La participación fue tan baja y el conteo tan rápido que alcancé a regresar a casa para ver los goles del México–Uruguay y a soplarme al aplicado chamaco panista Anaya, al desencajado Manlio Fabio y a un Basave aún confiado a esas horas en que esta vez la culpa no sería de los tlaxcaltecas. Mi estado de ánimo mudó: su primera Constitución no les interesa a los chilangos y esas elecciones ex defeñas sólo sirvieron para que Morena fortaleciese el músculo frente a un PRD colapsado, a quien sólo sostienen su red clientelar y un puñado cada día más ínfimo de verdaderos socialdemócratas.

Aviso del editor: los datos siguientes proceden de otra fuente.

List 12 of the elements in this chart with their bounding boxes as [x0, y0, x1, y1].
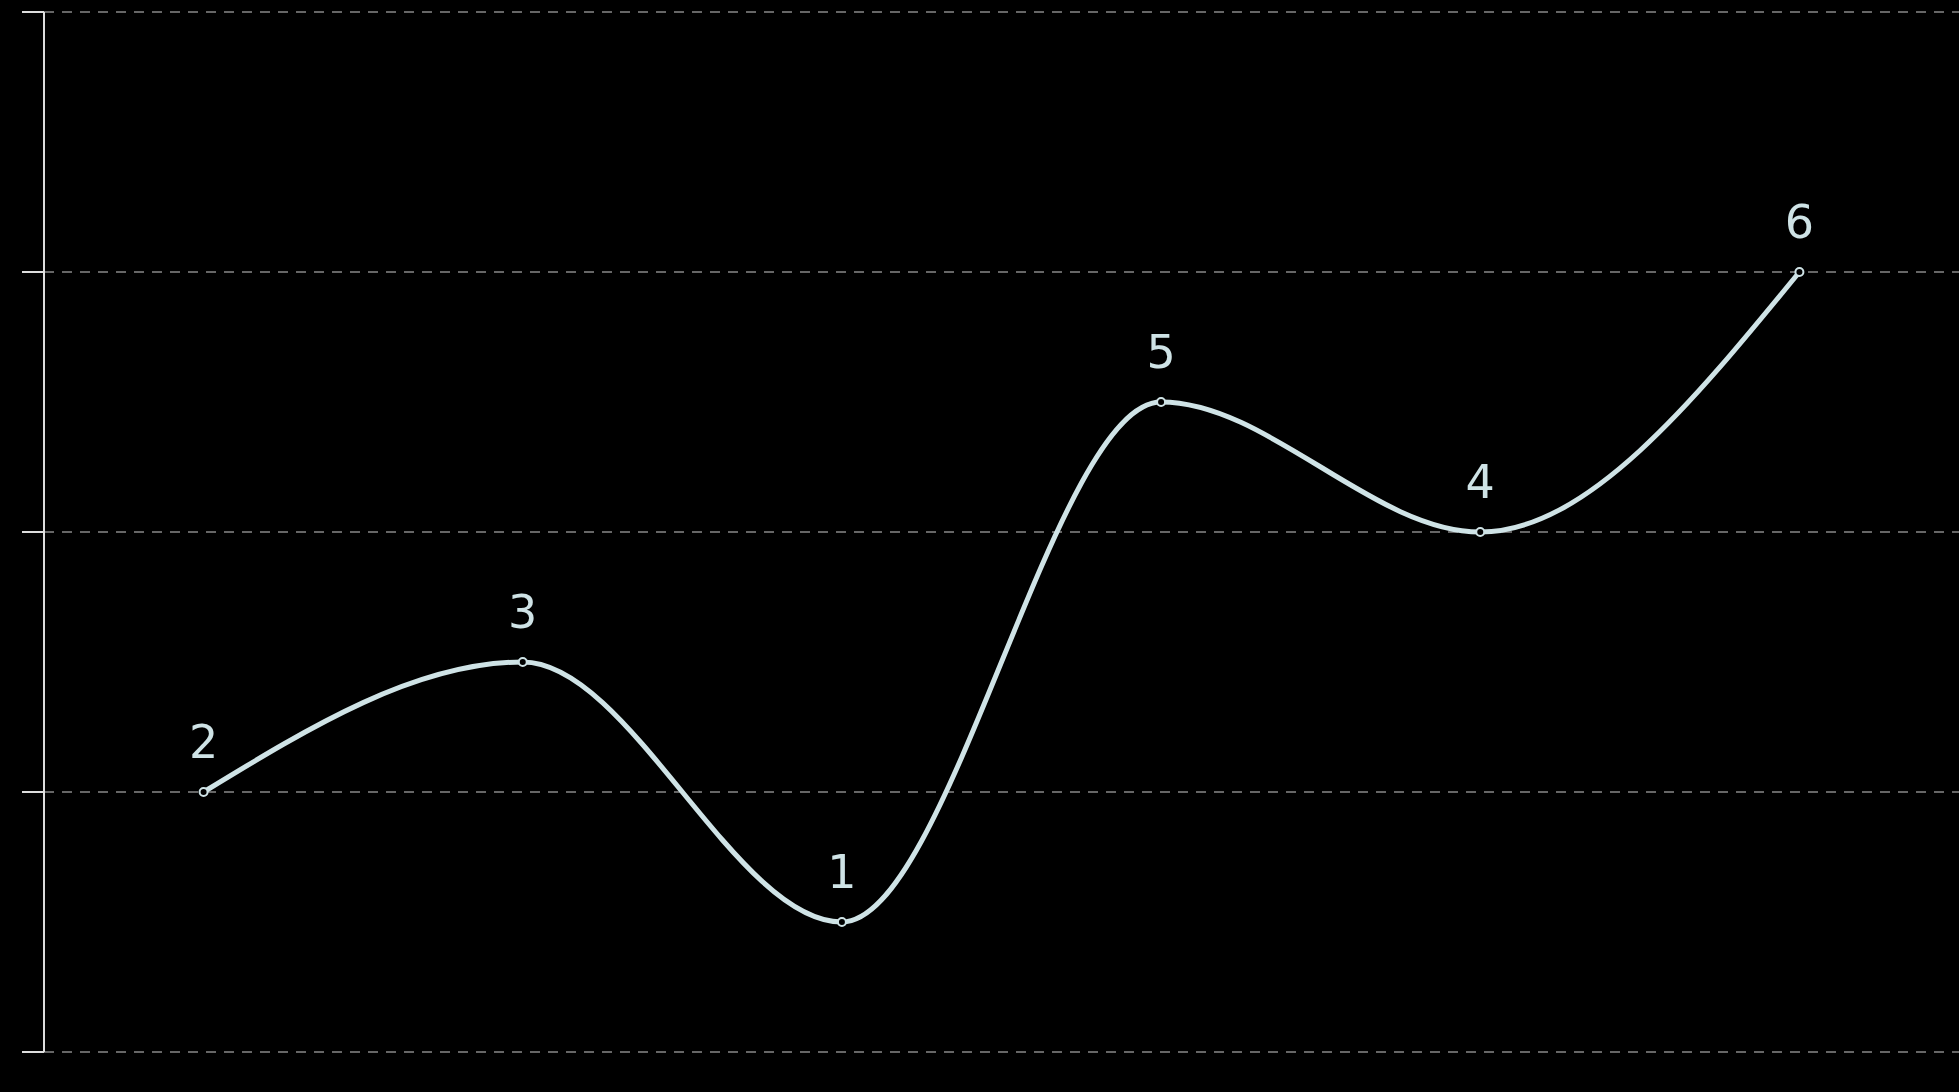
point	[1156, 397, 1167, 407]
data-label: 5	[1146, 325, 1176, 379]
point	[1475, 527, 1486, 537]
data-label: 6	[1784, 195, 1815, 249]
point	[517, 657, 528, 667]
data-label: 3	[508, 585, 538, 639]
data-label: 4	[1465, 455, 1495, 509]
point	[198, 787, 209, 797]
point	[1794, 267, 1805, 277]
data-label: 1	[827, 845, 857, 899]
data-label: 2	[188, 715, 219, 769]
point	[836, 917, 847, 927]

La paradoja de La Conchita es que el ganador de la elección local, López Obrador, será quien mande al diablo todos y cada uno de los mecanismos democráticos trabajosamente diseñados hace 20 años, aunque casi todas las reformas electorales posteriores a 2006 han sido para apaciguar sin éxito al jefe de Morena, quien desde entonces tiene secuestrada a la democracia mexicana, con la complicidad de su ex partido, del PRI y del PAN, temerosos de su furia y aterrados ante su popularidad. Un triunfo suyo en 2018 será un suicidio provocado por el hartazgo, no sólo en México, ante la democracia tal cual quedó establecida durante el siglo pasado. De triunfar López Obrador este domingo de 2016 en La Conchita será, al menos para mí, el pasado de una ilusión.